La opinión de los columnistas no refleja necesariamente la de Hablaelbalón
La doble moral y las contradicciones reinan en nuestra tierra. Hace unos meses, cuando Arturo Reyes decidió no convocar a Ian Poveda y Eddie Salcedo a la Selección Sub-20 por haber nacido y haberse formado en el extranjero, muchos lo consideraron un acto de nacionalismo radical. Ahora, muchos de los que se indignaron por la negativa a los dos pelados pusieron el grito en el cielo porque Germán Ezequiel Cano está en proceso de nacionalizarse y quiere jugar en la Selección Colombia. Para estos, llamar a Cano sería una contratación mercenaria y un acto injusto con los “colombianos” que merecen jugar en la Selección. Y entonces, ¿en qué quedamos?

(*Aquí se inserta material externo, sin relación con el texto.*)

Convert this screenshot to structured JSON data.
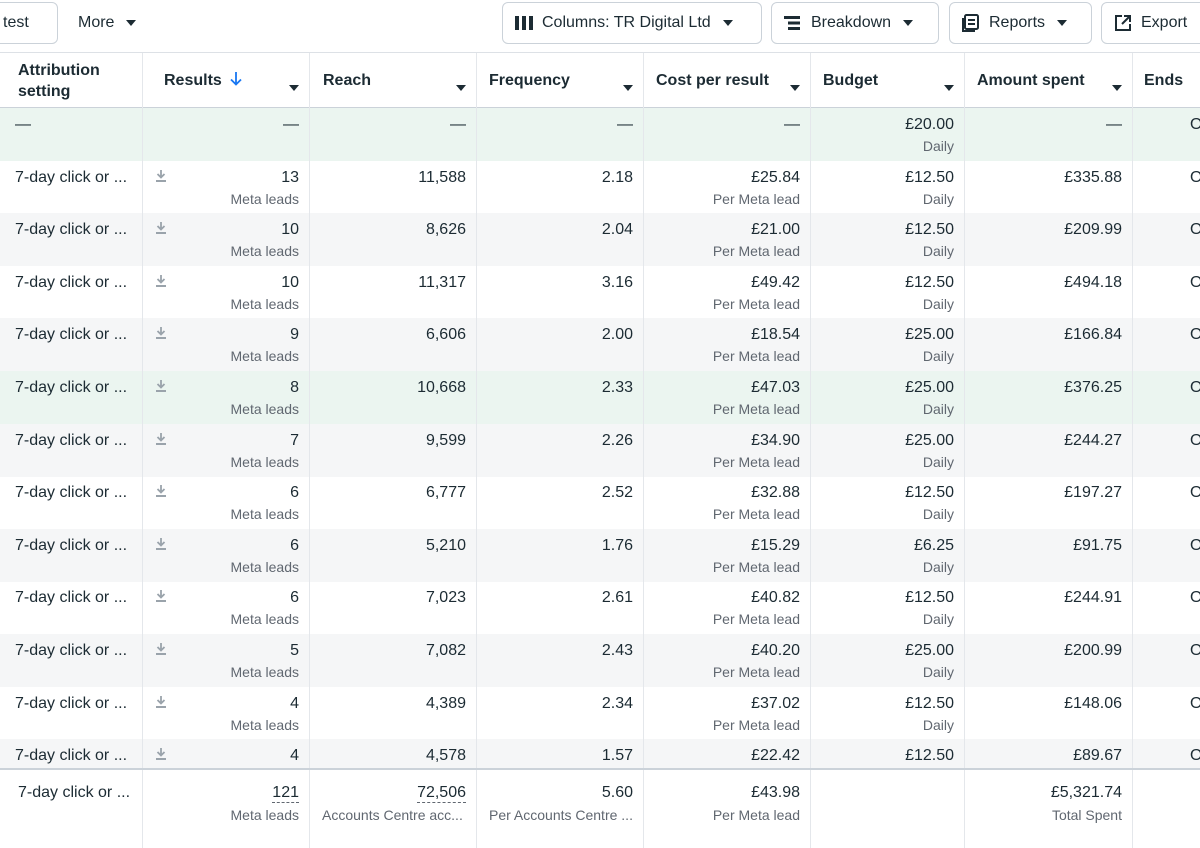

Como Poveda y Salcedo, que tienen derecho a ser colombianos por ser hijos de colombianos, Cano tiene derecho a lo mismo por ser latino y haber vivido en Colombia durante más de un año con visa de residente vigente. Ante la ley, Cano podrá ser tan colombiano como Salcedo, Poveda, Falcao y James, tan colombiano como usted y como yo. Sin misterio ni mística de linajes a lo Game of Thrones, la nacionalidad no es nada más que una ficción jurídica.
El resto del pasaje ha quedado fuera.